Transferring the process to full scale relies on typical lyophilizer qualification as described in other sections of this document. One of the important variables at full scale includes proving adequate control of shelf temperature under various load conditions. Increasing the thermal load in the lyophilizer may require longer hold times before ice nucleation to ensure equilibration of solution temperature in the vials.

Once the suitable CIN technology is selected, extensive characterization of the CIN process should be initiated. As a general strategy, small-scale CIN experiments may be first performed to determine the minimum (worst case) ice nucleation conditions for successful CIN. Additional experiments may be performed to evaluate the impact of selected CIN parameters on lyophilized cake attributes such as residual moisture. This will help establish the boundary conditions for the CIN process parameters to achieve the desired process/product performance. Once the small-scale ranges are defined, CIN cycles may be performed at the manufacturing scale to establish the CIN parameter robustness at scale.

Proving the method is operational post-installation at the manufacturing scale may require engineering batches that examine the performance of the CIN method apart from examining the performance of other usually tested lyophilization parameters. For example, rapid depressurization requires that the gas leaves the chamber as fast as possible. This may be hindered by the size of the port, the actuation valve, or if a sterilizing grade filter is used on the exit of the port. If so, additional ports may be necessary. Appropriate use of the ice-fog method requires that the ice nuclei rapidly flow into the product chamber and reach all vials located on all shelves. Therefore, it is important to consider the flow patterns of the ice nuclei in the chamber.

Hold times and cooling ramp rates may be important in decreasing the variability of ice nucleation and crystal growth. Some studies suggest that some molecules may be sensitive to long residence times in the freeze concentrate above the glass transition (Tg’) and may adversely impact stability. Results from Merck labs showed that for certain proteins and viruses, longer time in solution (TIS) during the CIN shelf temperature may lead to degradation during the frozen (35). This would necessitate limiting the pre-ice/post-ice nucleation hold time range, and might even render CIN an unfavorable option in some cases.

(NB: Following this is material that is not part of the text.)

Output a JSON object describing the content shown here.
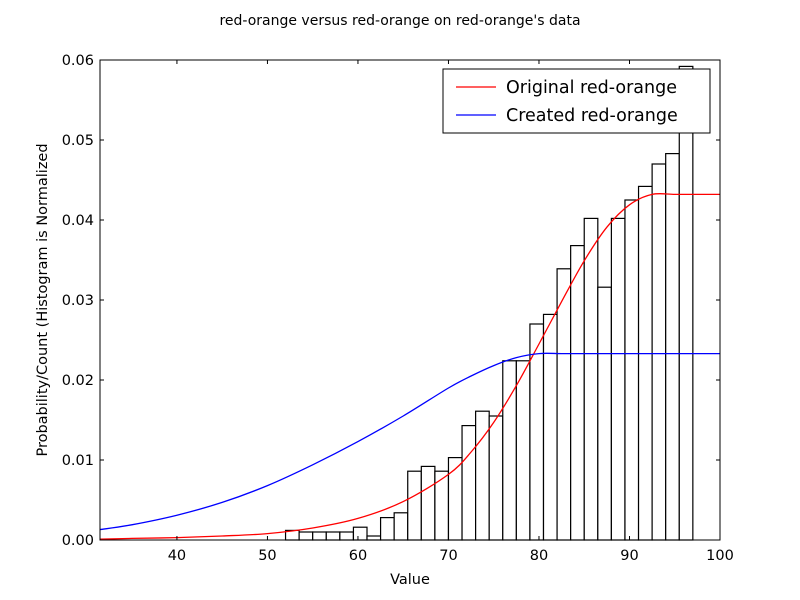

Apart from the CIN parameter optimization/robustness, media fills also need to be performed to ensure that the contents of the lyophilizer will remain sterile post CIN. CIN conditions should be simulated (or even challenged) during the media fills. For example, during ControLyo®, media fill studies may be performed to evaluate the ability of the fill-finish process (including CIN) to maintain sterility, using worst-case CIN parameters (e.g., highest depressurization magnitude) as the worst case for sterility. The impact of high pressure on microbial growth may also need to be evaluated before performing the media fills.

Summary

The validation activities of pharmaceutical lyophilization for stage 1 (process design), stage 2 (process qualification), and stage 3 (continued process verification) are considered in this work along with relevant case studies. In part I, the process design approach relying on generating a design space for a given product and equipment combination is presented and illustrated with examples from practice. Applications of modeling in process design and scale-up are also presented while showcasing the impact of facility, equipment, and Kv. New and upcoming approaches to process improvement product monitoring, and process understanding with an emphasis on CMC requirements are discussed as well. Furthermore, illustrative case studies are documented for multiple vial sizes, fill volumes, and dosage strengths to demonstrate the value of modeling. These activities are aimed at enhancing process understanding in preparation for stages 2 and 3 of the validation processes described in the companion part II of the paper.